Tomber du lit : mieux comprendre les chutes chez les personnes âgées

Une étude révèle que les chutes chez les personnes âgées institutionnalisées surviennent surtout au lever, sur terrain plat et en allant aux toilettes. Les blessures touchent souvent la tête et les jambes, avec un risque accru de fractures. Des données clés pour la prévention.

Le vieillissement de la population mondiale est indéniable. Les blessures liées aux chutes affectent jusqu'à 40 % des personnes âgées de plus de 75 ans et 50 % de celles de plus de 80 ans. Environ 15 % des chutes entraînent des luxations, des contusions et des traumatismes musculaires, et plus d’une chute sur dix est à l’origine de fractures, augmentant significativement la morbidité et la mortalité.
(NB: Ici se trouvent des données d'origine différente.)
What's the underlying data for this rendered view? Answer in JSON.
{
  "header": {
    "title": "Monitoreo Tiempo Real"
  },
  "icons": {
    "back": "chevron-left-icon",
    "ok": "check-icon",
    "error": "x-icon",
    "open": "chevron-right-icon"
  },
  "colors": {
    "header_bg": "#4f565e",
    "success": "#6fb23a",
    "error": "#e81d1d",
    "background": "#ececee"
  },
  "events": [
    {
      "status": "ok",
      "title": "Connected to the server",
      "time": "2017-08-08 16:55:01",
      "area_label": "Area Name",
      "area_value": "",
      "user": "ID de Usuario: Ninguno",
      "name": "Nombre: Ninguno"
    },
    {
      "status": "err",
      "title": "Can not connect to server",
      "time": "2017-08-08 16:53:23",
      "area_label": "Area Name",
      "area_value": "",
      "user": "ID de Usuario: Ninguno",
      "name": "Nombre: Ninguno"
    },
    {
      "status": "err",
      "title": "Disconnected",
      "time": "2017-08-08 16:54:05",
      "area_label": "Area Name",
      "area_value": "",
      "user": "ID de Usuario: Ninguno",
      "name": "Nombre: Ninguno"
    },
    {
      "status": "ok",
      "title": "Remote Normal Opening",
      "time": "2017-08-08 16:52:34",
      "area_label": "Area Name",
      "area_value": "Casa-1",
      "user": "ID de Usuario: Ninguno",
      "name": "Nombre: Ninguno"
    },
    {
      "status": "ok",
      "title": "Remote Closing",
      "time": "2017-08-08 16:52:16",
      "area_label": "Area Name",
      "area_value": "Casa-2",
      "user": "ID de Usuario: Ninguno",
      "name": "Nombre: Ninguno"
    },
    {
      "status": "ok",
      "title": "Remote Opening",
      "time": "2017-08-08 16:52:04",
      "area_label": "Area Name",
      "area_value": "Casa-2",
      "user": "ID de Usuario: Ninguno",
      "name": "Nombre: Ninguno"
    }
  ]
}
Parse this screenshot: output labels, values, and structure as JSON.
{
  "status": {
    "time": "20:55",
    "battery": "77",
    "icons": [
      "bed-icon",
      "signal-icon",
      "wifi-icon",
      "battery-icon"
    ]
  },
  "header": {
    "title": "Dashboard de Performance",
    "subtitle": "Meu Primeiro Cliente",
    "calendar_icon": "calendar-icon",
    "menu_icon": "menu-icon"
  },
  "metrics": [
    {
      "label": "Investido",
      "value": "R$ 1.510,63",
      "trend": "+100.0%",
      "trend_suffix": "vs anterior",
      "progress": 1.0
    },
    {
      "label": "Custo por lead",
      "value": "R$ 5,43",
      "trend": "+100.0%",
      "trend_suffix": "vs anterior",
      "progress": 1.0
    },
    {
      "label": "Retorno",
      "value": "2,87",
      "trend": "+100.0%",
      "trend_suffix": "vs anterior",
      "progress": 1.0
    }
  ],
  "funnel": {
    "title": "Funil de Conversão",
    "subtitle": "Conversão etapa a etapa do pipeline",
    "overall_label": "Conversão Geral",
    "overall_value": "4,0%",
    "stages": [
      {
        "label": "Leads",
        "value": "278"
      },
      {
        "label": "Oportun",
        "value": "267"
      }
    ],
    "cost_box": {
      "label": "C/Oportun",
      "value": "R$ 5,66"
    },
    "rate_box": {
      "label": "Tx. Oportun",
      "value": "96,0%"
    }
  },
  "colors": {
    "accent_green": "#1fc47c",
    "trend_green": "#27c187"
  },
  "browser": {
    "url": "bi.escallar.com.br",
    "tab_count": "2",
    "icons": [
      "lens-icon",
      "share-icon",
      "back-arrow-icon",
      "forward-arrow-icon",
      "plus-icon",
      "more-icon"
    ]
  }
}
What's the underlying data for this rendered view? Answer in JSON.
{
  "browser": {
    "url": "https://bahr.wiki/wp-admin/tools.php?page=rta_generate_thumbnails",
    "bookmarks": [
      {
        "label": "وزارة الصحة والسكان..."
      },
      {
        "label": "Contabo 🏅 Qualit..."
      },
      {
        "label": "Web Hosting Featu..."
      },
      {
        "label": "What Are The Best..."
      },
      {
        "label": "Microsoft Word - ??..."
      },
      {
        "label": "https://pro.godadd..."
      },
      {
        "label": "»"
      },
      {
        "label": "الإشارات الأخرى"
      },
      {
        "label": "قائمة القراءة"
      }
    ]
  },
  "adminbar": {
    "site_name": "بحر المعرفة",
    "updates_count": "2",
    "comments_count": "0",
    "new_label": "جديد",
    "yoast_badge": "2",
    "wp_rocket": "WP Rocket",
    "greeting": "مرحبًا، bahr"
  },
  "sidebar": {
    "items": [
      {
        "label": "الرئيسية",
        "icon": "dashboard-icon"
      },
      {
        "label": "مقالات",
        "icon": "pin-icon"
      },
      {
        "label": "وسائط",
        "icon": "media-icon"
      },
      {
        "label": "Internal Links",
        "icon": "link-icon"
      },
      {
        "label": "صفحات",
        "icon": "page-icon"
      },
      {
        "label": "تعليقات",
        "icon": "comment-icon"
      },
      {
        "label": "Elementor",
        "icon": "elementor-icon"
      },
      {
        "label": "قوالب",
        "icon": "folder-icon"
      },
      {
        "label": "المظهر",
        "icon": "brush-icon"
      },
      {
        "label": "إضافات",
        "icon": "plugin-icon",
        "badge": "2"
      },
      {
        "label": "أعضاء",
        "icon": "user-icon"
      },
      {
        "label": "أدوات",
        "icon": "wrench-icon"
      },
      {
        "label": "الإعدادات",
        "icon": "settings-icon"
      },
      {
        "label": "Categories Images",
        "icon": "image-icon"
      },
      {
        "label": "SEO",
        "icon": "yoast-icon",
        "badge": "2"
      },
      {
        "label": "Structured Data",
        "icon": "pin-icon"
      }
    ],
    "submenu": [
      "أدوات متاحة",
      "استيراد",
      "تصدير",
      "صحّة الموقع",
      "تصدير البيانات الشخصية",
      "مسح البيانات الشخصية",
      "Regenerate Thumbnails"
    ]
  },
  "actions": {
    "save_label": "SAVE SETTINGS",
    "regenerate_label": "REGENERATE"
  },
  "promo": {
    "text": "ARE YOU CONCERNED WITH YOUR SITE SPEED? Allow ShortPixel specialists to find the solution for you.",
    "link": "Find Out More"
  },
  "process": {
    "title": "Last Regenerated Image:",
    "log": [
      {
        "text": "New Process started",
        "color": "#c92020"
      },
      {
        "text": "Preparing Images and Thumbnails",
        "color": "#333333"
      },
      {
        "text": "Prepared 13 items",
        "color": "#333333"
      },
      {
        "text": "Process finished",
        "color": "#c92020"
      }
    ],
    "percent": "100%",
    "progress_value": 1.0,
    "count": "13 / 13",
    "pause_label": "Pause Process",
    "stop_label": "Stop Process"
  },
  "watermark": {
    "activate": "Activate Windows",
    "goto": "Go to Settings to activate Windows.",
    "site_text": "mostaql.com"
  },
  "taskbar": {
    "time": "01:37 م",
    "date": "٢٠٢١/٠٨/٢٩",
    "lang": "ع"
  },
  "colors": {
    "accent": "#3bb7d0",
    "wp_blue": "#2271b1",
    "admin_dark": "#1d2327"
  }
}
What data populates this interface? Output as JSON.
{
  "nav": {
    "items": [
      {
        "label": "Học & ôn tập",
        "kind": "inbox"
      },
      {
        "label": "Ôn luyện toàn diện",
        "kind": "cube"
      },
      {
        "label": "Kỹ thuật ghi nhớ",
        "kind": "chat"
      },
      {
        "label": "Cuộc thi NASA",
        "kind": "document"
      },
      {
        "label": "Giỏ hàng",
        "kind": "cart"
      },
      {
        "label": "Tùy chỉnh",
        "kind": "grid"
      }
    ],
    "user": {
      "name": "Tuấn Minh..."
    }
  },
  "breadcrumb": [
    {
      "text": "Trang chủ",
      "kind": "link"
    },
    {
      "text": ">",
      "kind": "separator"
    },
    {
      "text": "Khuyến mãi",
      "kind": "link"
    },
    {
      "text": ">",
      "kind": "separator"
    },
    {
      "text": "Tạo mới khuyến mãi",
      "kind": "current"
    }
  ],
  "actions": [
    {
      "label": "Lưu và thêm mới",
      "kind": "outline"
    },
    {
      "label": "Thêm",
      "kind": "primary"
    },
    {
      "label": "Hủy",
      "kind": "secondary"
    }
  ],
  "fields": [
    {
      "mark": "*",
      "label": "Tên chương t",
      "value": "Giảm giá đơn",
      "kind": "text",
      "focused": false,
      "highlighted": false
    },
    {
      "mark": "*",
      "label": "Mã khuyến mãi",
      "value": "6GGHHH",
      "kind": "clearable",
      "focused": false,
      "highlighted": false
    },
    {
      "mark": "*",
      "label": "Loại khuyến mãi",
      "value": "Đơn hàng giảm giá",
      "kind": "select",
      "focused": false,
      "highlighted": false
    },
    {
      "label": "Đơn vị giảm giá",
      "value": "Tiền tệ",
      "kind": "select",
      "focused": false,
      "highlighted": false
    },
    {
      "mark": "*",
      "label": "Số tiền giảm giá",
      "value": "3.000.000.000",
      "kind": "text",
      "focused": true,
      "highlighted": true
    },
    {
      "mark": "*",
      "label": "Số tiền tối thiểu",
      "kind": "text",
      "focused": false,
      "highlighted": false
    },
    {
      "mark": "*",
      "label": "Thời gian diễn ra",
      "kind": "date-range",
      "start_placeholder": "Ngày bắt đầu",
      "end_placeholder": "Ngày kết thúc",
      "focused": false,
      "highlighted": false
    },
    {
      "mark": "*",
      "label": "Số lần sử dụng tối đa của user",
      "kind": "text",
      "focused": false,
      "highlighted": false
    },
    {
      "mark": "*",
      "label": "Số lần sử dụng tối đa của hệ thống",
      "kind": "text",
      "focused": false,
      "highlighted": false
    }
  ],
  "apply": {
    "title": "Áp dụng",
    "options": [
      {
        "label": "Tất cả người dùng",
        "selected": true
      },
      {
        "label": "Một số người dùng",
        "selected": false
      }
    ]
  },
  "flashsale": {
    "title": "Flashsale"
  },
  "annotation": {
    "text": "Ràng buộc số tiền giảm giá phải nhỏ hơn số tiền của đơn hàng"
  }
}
Par conséquent, des interventions préventives contre les fractures osseuses, comme la supplémentation en vitamine D, sont essentielles. Cette étude observationnelle rétrospective chinoise s'intéresse aux caractéristiques des chutes chez les personnes âgées institutionnalisées, un problème majeur de santé publique dont la prévalence augmente avec l'âge.

304 personnes âgées ayant subi au moins une chute

Les critères d'inclusion étaient les personnes institutionnalisées âgées de ≥ 60 ans présentant au moins un incident de chute non intentionnelle, entre 2020 et 2023. Les critères d'exclusion étaient : des antécédents médicaux ou des pathologies potentiellement associées à un risque accru de chutes (démence, fractures, etc.), les troubles psychiatriques.

Au total, 304 personnes ont été incluses (don 61,5 % de femmes). Parmi elles, 89 étaient âgées de 60 à 74 ans (29,3 %), tandis que le groupe d'âge le plus âgé (≥ 75 ans) était composé de 215 personnes (70,7 %).

Les résultats révèlent plusieurs points clés. Tout d’abord, concernant la temporalité des chutes, et contrairement à certaines études antérieures montrant une prédominance diurne, cette recherche identifie la période de 4h à 8h du matin comme particulièrement à risque. Les femmes sont plus touchées que les hommes entre minuit et 4h du matin, possiblement en raison d'une plus grande dépendance aux soins.

La majorité des chutes survient dans des endroits liés aux actions de s'asseoir ou se lever (bord du lit, toilettes, salle de traitement), suivis par les zones à sol plat. Fait notable, les escaliers et surfaces glissantes ne représentent qu'une faible proportion des incidents (respectivement 0,3 % et 1,6 %). 

Les chutes se produisent principalement lorsque les patients sont en position debout (39 %), ou assise (21 %) et lors de l’entrée ou de la sortie du lit (32 %). Ces moments de transition sont associés à un risque particulier. Par ailleurs, la peur de la chute semblait être l'un des principaux facteurs de risque indépendants de chute chez les personnes âgées.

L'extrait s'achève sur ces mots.